Air Greenland suspends ticket sales over COVID outbreak
Air Greenland (GL, Nuuk) has suspended online ticket sales for all flights until January 16 because of a significant reduction in staff due to Covid-related infections or self-isolation, the carrier has said in a statement sent to local media. For the time being, it will operate its fleet of Dash-8 aircraft only half-filled.
Bookings have been removed for the carrier’s domestic flights as well as for trips between the autonomous Danish territory and both Copenhagen Kastrup (from Kangerlussuaq) and Reykjavik Keflavik (from Nuuk), the airline told the Greenlandic newspaper Sermitsiaq on January 6.
The Danish civil aviation authority (Trafikstyrelsen) has given Air Greenland emergency permission to fly its fleet of seven Dash-8 turboprops without cabin crew as long as there are no more than 19 passengers on board each of the 37-seater aircraft. According to the ch-aviation fleets advanced module, the airline currently operates six DHC-8-Q200s and one DHC-8-200, plus a single A330-200, OY-GRN (msn 230), which remains active between Kangerlussuaq and Copenhagen according to Flightradar24 ADS-B data. Air Greenland operates a total of 70 scheduled routes, the ch-aviation capacities module shows, all but two of them domestic.
It will be the pilots’ responsibility to ensure the continuation of safety briefings and other communication with passengers. Passengers who are moved due to the restriction on the number of passengers on board “will automatically be rebooked for the earliest possible alternative departure,” the carrier stressed.
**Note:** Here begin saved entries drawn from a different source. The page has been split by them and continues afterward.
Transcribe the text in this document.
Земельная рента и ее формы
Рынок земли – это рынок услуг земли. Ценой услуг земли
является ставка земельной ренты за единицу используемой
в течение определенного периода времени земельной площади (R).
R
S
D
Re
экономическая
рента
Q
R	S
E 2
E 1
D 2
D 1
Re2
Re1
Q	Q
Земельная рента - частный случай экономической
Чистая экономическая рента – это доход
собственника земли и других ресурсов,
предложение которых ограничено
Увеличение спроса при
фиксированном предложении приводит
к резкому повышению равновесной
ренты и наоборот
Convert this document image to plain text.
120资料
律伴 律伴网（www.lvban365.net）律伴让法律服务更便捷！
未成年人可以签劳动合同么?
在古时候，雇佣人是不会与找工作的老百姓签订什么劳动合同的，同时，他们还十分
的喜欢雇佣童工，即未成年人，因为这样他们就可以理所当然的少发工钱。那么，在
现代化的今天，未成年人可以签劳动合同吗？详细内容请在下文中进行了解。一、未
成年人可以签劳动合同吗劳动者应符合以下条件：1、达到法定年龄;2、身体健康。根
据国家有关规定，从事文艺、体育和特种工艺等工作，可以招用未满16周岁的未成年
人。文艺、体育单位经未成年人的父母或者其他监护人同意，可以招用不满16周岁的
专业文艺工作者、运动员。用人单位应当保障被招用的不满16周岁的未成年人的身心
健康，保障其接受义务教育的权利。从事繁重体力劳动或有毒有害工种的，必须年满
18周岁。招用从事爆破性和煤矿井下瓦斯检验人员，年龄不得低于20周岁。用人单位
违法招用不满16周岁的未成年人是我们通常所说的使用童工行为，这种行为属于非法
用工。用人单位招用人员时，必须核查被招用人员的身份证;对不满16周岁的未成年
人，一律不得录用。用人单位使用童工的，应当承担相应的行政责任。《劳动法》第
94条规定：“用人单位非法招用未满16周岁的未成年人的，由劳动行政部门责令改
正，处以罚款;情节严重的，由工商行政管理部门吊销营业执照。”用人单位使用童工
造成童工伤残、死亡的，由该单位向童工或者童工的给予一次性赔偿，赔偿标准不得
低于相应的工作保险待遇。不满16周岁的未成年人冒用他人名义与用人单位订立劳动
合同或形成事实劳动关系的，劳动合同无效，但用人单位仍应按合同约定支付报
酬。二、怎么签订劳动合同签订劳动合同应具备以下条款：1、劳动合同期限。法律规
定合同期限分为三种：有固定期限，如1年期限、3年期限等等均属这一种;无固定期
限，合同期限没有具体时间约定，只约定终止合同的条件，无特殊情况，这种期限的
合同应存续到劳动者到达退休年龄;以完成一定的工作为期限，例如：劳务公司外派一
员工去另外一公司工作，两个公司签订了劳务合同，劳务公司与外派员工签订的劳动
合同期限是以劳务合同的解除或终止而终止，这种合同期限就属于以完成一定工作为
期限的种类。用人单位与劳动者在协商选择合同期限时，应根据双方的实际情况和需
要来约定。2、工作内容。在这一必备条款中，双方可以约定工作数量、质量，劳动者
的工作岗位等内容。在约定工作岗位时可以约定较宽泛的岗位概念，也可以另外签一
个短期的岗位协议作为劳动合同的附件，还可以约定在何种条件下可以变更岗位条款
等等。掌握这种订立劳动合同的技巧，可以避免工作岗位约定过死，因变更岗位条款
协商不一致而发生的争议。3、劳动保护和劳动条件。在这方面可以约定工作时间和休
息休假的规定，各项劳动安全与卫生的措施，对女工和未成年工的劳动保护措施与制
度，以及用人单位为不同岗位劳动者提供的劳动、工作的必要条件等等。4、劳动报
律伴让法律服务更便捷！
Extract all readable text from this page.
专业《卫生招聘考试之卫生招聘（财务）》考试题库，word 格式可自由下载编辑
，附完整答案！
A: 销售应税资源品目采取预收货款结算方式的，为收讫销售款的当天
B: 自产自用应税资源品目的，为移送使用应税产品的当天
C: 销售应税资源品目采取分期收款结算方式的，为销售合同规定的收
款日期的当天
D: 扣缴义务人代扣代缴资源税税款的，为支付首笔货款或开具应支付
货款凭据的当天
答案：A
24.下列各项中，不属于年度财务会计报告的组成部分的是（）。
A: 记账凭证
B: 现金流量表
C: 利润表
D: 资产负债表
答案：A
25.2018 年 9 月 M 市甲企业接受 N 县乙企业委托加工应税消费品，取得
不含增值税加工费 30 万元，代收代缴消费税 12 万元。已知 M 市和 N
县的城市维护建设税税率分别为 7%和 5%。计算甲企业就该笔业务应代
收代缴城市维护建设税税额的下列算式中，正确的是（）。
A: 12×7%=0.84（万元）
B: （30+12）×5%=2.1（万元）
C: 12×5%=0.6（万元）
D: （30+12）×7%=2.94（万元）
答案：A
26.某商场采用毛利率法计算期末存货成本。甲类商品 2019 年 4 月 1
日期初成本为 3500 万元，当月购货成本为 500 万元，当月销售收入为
Air Greenland said that Denmark’s permit had been issued in order to secure the territory’s infrastructure. Although online bookings have been suspended, a number of seats have been reserved for travellers with “an urgent need to travel” such as, among other things, critical illness or a death in the immediate family.
Medical transport and search and rescue services are unaffected by the restrictions, as are all helicopter routes and also fixed-wing flights to Qaanaaq, an airport which is a lifeline for northern Greenland and lies close to Thule Air Base, the United States Space Force’s northernmost base.
Due to the growing rate of infections in Greenland and in Denmark, the airline’s customer service manager, Johanne Knudsen, warned in the statement that further “last-minute changes” may have to be made to the schedules in the coming weeks.
Although Covid-19 cases in Greenland, which has a population of 56,500, were close to zero for much of the autumn, new daily cases rose to 497 on January 9 and total cases stood at 2,747 for the two weeks from December 27 to January 9.